18. SHIPPING AND BILLING. (a) Packing. All items shall be packed in suitable containers for protection in shipment and storage and in accordance with any specifications of Purchaser. Vendor shall be responsible for all packaging and packing costs unless otherwise agreed to in writing by Purchaser.  (b) Marking. Vendor shall indicate plainly the number of this order on all packages shipped pursuant hereto and on all packing slips and bills of lading relating to this order.  (c) Shipping. Unless otherwise provided on the face hereof, all items shall be delivered at Vendor’s expense F.O.B. Purchaser’s receiving dock. If Purchaser agrees to pay shipping costs, Vendor shall nevertheless pay shipping costs to the extent that they exceed the costs of the mode of shipment specified on the face of this order or, if no mode of shipment is specified, any such costs in excess of normal shipping costs, including additional costs necessitated by reason of any delay by Vendor in making deliveries hereunder.  (d) Value. If Purchaser agrees in writing that the delivery point shall be F.O.B. origin, Vendor shall make no declaration of value above $50.00 on a bill of lading.  (e) Invoice. Vendor shall render to Purchaser’s Accounts Payable Department of the date of shipment a separate invoice in duplicate for each shipment made pursuant to this order and shall indicate thereon the number of this order. Any discount period shall be calculated from the date an acceptable invoice is received or the date items are received by Purchaser, whichever is later.

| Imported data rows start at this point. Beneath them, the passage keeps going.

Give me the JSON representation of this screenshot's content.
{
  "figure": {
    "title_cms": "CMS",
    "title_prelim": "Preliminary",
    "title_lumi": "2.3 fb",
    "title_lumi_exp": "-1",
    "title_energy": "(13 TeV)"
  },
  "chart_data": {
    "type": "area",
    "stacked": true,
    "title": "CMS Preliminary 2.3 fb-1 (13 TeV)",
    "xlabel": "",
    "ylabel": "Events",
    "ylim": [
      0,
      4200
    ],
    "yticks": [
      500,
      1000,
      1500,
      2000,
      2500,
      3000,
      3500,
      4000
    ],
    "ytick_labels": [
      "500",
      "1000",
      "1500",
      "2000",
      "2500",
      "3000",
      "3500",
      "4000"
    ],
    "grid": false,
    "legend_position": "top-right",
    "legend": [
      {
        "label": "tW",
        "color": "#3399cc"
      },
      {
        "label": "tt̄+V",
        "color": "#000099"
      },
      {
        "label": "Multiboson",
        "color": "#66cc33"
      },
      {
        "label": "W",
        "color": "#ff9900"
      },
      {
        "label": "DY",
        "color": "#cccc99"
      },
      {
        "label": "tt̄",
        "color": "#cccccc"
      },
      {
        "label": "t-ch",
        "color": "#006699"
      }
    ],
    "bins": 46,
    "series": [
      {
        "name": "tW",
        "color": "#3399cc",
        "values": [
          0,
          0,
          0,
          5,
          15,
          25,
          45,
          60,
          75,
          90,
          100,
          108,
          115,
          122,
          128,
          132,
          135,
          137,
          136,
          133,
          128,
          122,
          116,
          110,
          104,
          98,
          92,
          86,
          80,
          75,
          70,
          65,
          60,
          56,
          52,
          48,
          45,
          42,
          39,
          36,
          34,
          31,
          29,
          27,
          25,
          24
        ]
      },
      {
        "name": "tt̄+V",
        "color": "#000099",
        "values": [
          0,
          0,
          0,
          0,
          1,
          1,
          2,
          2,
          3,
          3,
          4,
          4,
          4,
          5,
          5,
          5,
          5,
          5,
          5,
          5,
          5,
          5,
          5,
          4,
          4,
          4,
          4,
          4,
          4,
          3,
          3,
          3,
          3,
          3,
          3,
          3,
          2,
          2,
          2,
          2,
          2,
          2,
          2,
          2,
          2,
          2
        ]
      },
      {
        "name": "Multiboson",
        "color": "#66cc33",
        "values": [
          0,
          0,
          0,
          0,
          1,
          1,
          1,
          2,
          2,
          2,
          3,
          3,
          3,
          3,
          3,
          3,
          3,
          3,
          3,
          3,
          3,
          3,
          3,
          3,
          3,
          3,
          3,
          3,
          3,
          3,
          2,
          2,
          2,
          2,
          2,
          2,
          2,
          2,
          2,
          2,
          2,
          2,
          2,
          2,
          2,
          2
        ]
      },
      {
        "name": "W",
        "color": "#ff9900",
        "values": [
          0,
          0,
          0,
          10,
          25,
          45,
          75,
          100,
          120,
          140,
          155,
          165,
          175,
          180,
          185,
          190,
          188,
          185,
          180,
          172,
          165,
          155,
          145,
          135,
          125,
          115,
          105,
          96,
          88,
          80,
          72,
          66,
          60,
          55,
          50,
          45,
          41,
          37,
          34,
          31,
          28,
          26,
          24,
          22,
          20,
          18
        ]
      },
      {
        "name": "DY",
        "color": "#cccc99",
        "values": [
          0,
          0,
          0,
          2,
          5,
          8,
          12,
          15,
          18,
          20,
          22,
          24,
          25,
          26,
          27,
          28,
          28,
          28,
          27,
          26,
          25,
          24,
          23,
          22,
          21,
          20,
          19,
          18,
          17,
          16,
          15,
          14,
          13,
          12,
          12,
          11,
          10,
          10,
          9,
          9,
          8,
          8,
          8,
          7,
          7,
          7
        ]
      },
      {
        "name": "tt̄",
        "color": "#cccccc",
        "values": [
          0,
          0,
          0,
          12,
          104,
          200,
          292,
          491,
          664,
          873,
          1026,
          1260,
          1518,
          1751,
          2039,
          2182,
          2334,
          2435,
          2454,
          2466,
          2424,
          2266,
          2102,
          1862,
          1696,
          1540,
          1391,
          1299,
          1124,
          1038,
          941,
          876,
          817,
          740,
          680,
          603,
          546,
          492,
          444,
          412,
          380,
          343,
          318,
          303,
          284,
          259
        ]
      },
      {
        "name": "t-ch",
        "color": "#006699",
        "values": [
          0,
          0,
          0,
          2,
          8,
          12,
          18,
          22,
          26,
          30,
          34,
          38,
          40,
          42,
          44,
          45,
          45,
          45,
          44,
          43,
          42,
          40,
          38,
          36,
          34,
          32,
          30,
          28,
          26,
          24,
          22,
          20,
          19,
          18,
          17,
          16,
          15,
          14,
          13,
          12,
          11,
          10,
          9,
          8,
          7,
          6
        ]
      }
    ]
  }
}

19. COMPLIANCE WITH STATUTES AND REGULATIONS. Vendor warrants and certifies that in the performance of this order it will comply with all applicable statutes, rules, regulations and orders, now in effect or hereafter enacted, of the United States and of any state or political subdivision of any state, including statutes, rules, regulations and orders pertaining to labor, wages, hours and other conditions of employment, wage and price ceilings, if applicable, and the Fair Labor Standards Act, as amended.

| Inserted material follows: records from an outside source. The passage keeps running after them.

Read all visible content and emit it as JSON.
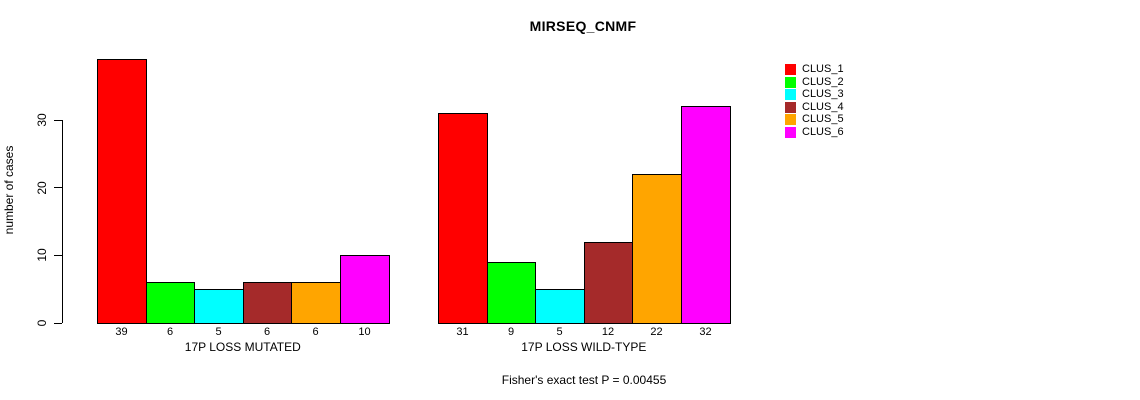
{
  "chart_data": {
    "type": "bar",
    "title": "MIRSEQ_CNMF",
    "ylabel": "number of cases",
    "xlabel": "",
    "ylim": [
      0,
      39
    ],
    "yticks": [
      0,
      10,
      20,
      30
    ],
    "grid": false,
    "legend_position": "right",
    "bar_borders_color": "#000000",
    "series": [
      {
        "name": "CLUS_1",
        "color": "#FF0000"
      },
      {
        "name": "CLUS_2",
        "color": "#00FF00"
      },
      {
        "name": "CLUS_3",
        "color": "#00FFFF"
      },
      {
        "name": "CLUS_4",
        "color": "#A52A2A"
      },
      {
        "name": "CLUS_5",
        "color": "#FFA500"
      },
      {
        "name": "CLUS_6",
        "color": "#FF00FF"
      }
    ],
    "groups": [
      {
        "label": "17P LOSS MUTATED",
        "values": [
          39,
          6,
          5,
          6,
          6,
          10
        ]
      },
      {
        "label": "17P LOSS WILD-TYPE",
        "values": [
          31,
          9,
          5,
          12,
          22,
          32
        ]
      }
    ],
    "footnote": "Fisher's exact test P = 0.00455"
  }
}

20. CUMULATIVE RIGHTS AND REMEDIES. The rights and remedies herein provided to Purchaser shall be cumulative, as to one another, and shall be in addition to any other rights and remedies provided in law or equity.


21. WAIVERS. A waiver of any failure on Vendor’s part to carry out any conditions, term or part of this order shall not act as a waiver with respect to any recurrence of such failure or with respect to a failure to carry out any other condition, term or part.


22. CAPTIONS. Captions used in this order are for convenience of reference only and shall not be deemed a part of the order.


23. ENTIRE AGREEMENT; MODIFICATIONS. This order sets forth the entire agreement between the parties hereto with respect to the subject matter and supersedes all communications, representations or agreements, whether oral or written. No agreement or understanding varying or extending the provisions of this order and no consent or waiver relating hereto will be binding on Purchaser unless in writing and signed by an officer, Purchasing Manager, Purchasing Agent or other duly authorized representative of Purchaser.


24. APPLICABLE LAW. This order shall be governed by and construed according to the laws of the State of Connecticut, and the parties hereto hereby submit to the jurisdiction of the courts of said state.


25. Insurance.  Throughout the term of this agreement Vendor will maintain in effect general liability insurance, and product liability insurance with limits and deductibles which are customary in the industry and which are adequate to protect against all losses arising as a result of any defects in material, workmanship or design, but with limits of no less than $5 million per occurrence/aggregate, all such insurance to name Buyer as an additional insured and to contain a waiver of subrogation in favor of Buyer, and a 30-day notice of cancellation provision.  Upon written request, Vendor will furnish Buyer with an up-to-date copy of Vendor’s certificate of insurance evidencing the aforementioned coverage amounts.